Peguei uma apostila na estante de livros, enquanto Nikola Tesla observava os pombos no parapeito da janela e lhe disse com os papéis nas mãos.

-Aqui, registraram que você viajou, poucos depois dessa “guerra”, pelos Estados Unidos e pela Europa, apresentando novos ensaios científicos, detalhando aplicações nunca imaginadas sobre a aplicação da corrente alternada de alta frequência, além de outras descobertas relacionadas com ela. Mais ainda: você desenvolveu um conjunto extenso de inventos para produção e uso da eletricidade, como o motor elétrico, e registrou incontáveis patentes, como o acoplamento de dois circuitos por indução mútua, princípio adotado nos primeiros geradores industriais de ondas hertz....

-... O princípio e metodologia de criação de energia através de campo magnético rotativo, o motor assíncrono de campo giratório. - interrompeu a minha fala com esses acréscimos.

-Neste papel, lê-se que você também inventou a corrente polifásica, comutadores elétricos e ligação em estrela, novos tipos de geradores e transformadores, comunicação sem fio, a lâmpada fluorescente, o controle remoto por rádio e protótipos de transmissão de energia.

Respirei e concluí:

-Sou analfabeto na sua ciência, apenas usufruo da sua genialidade, como todo o mundo.

-Tudo bem; não gosto daqueles que usaram as minhas criações como apoio de pseudociências, com teorias sobre OVNIs e quejandos.

-Você era croata?

-Sim, nasci na aldeia de Smiljan que, em 1856, pertencia ao império austríaco.

-Você era filho de um padre presbítero da Igreja Ortodoxa e sua mãe, por sua vez, também era filha de padre.

-Minha mãe era por demais talentosa; embora analfabeta, memorizou uma miríade de poemas épicos. Creio que herdei o seu talento e a sua memória.

-O seu poder de memorização, Nikola Tesla, é lendário, afirmam que você decorava livros inteiros. E como foi você na escola?

-Estudei engenharia elétrica no Politécnico Austríaco na cidade de Graz, mas não concluí o curso. Tive dificuldades de adaptação. Quando garoto, deixaram-me fazer um curso de quatro anos em três, adulto, não. No terceiro ano, deixei de assistir às aulas e sumi, imaginaram que eu tivesse me afogado no rio. Reapareci, arrumei o meu primeiro emprego como engenheiro assistente, mas meu pai me convenceu a frequentar uma universidade na cidade de Praga. Fui, depois, para Budapeste, creio que em 1880.

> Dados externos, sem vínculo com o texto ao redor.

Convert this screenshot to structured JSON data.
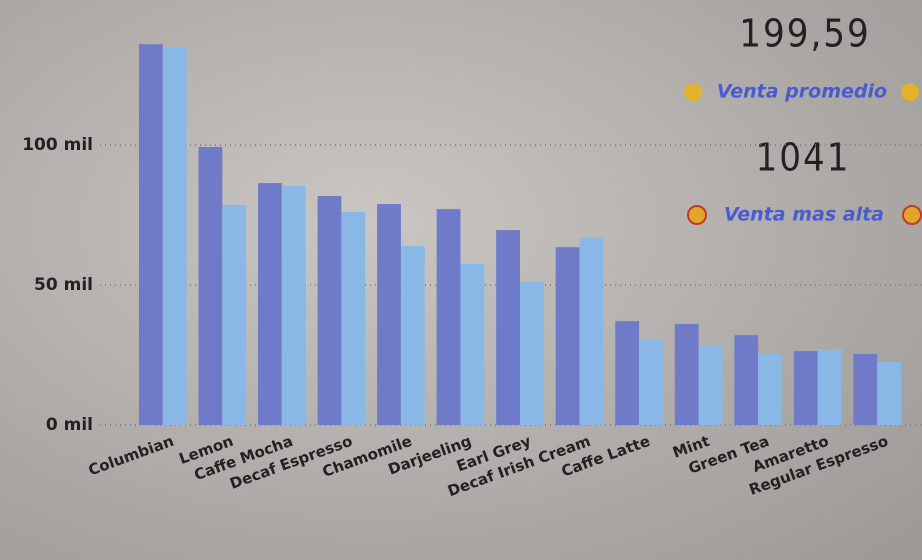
{
  "chart_data": {
    "type": "bar",
    "categories": [
      "Columbian",
      "Lemon",
      "Caffe Mocha",
      "Decaf Espresso",
      "Chamomile",
      "Darjeeling",
      "Earl Grey",
      "Decaf Irish Cream",
      "Caffe Latte",
      "Mint",
      "Green Tea",
      "Amaretto",
      "Regular Espresso"
    ],
    "series": [
      {
        "color": "#6f7bc8",
        "values": [
          136000,
          99300,
          86400,
          81800,
          78900,
          77100,
          69600,
          63500,
          37100,
          36100,
          32100,
          26400,
          25400
        ]
      },
      {
        "color": "#8ab8e6",
        "values": [
          135000,
          78600,
          85400,
          76100,
          63900,
          57500,
          51100,
          67000,
          30700,
          28200,
          25400,
          27100,
          22500
        ]
      }
    ],
    "ylim": [
      0,
      150000
    ],
    "yticks": [
      {
        "value": 0,
        "label": "0 mil"
      },
      {
        "value": 50000,
        "label": "50 mil"
      },
      {
        "value": 100000,
        "label": "100 mil"
      }
    ],
    "grid": true
  },
  "cards": [
    {
      "value": "199,59",
      "label": "Venta promedio"
    },
    {
      "value": "1041",
      "label": "Venta mas alta"
    }
  ]
}
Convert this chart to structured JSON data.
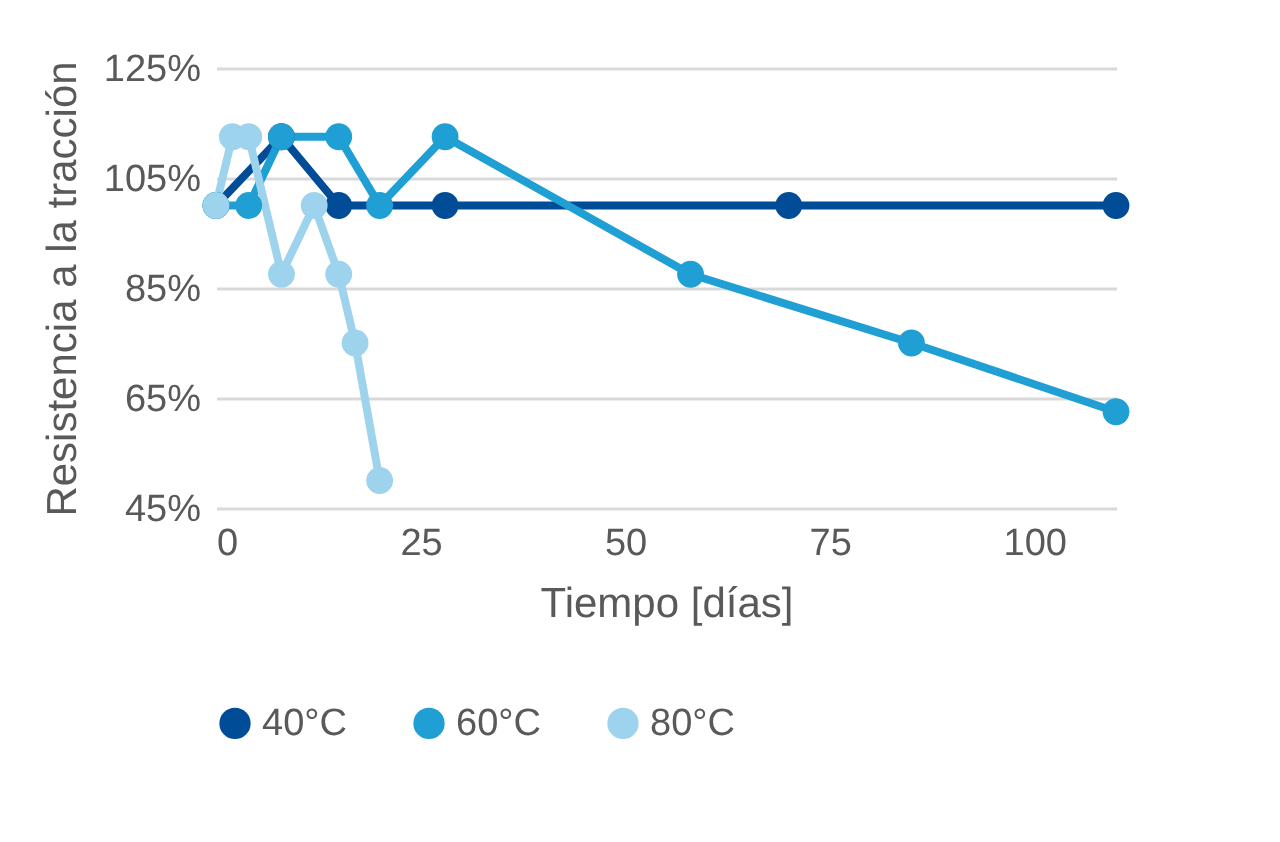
{
  "chart_data": {
    "type": "line",
    "xlabel": "Tiempo [días]",
    "ylabel": "Resistencia a la tracción",
    "xlim": [
      0,
      110
    ],
    "xticks": [
      0,
      25,
      50,
      75,
      100
    ],
    "ylim": [
      45,
      125
    ],
    "yticks": [
      {
        "value": 45,
        "label": "45%"
      },
      {
        "value": 65,
        "label": "65%"
      },
      {
        "value": 85,
        "label": "85%"
      },
      {
        "value": 105,
        "label": "105%"
      },
      {
        "value": 125,
        "label": "125%"
      }
    ],
    "grid": "y",
    "legend": "bottom",
    "marker": "circle",
    "line_style": "solid",
    "series": [
      {
        "name": "40°C",
        "color": "#004c97",
        "x": [
          0,
          8,
          15,
          28,
          70,
          110
        ],
        "values": [
          100,
          112.5,
          100,
          100,
          100,
          100
        ]
      },
      {
        "name": "60°C",
        "color": "#1f9fd4",
        "x": [
          0,
          4,
          8,
          15,
          20,
          28,
          58,
          85,
          110
        ],
        "values": [
          100,
          100,
          112.5,
          112.5,
          100,
          112.5,
          87.5,
          75,
          62.5
        ]
      },
      {
        "name": "80°C",
        "color": "#9dd3ec",
        "x": [
          0,
          2,
          4,
          8,
          12,
          15,
          17,
          20
        ],
        "values": [
          100,
          112.5,
          112.5,
          87.5,
          100,
          87.5,
          75,
          50
        ]
      }
    ]
  }
}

-Lá você inventou o amplificador de telefone?

-Ou alto-falante.

-Tesla, falam que você era misofóbico.

-De fato, eu queria tudo limpo e higienizado. Já que vamos falar das minhas idiossincrasias, eu não suportava o número 3 e seus múltiplos. Não aguentava olhar para uma pessoa obesa, principalmente mulher.

-Mas amava os animais.

-Sim, nunca me esqueci do “Magnífico Macak”, o gato que tive quando garoto. Como eu adorava os pombos do Central Park, que eu alimentava diariamente, eles me adoravam também.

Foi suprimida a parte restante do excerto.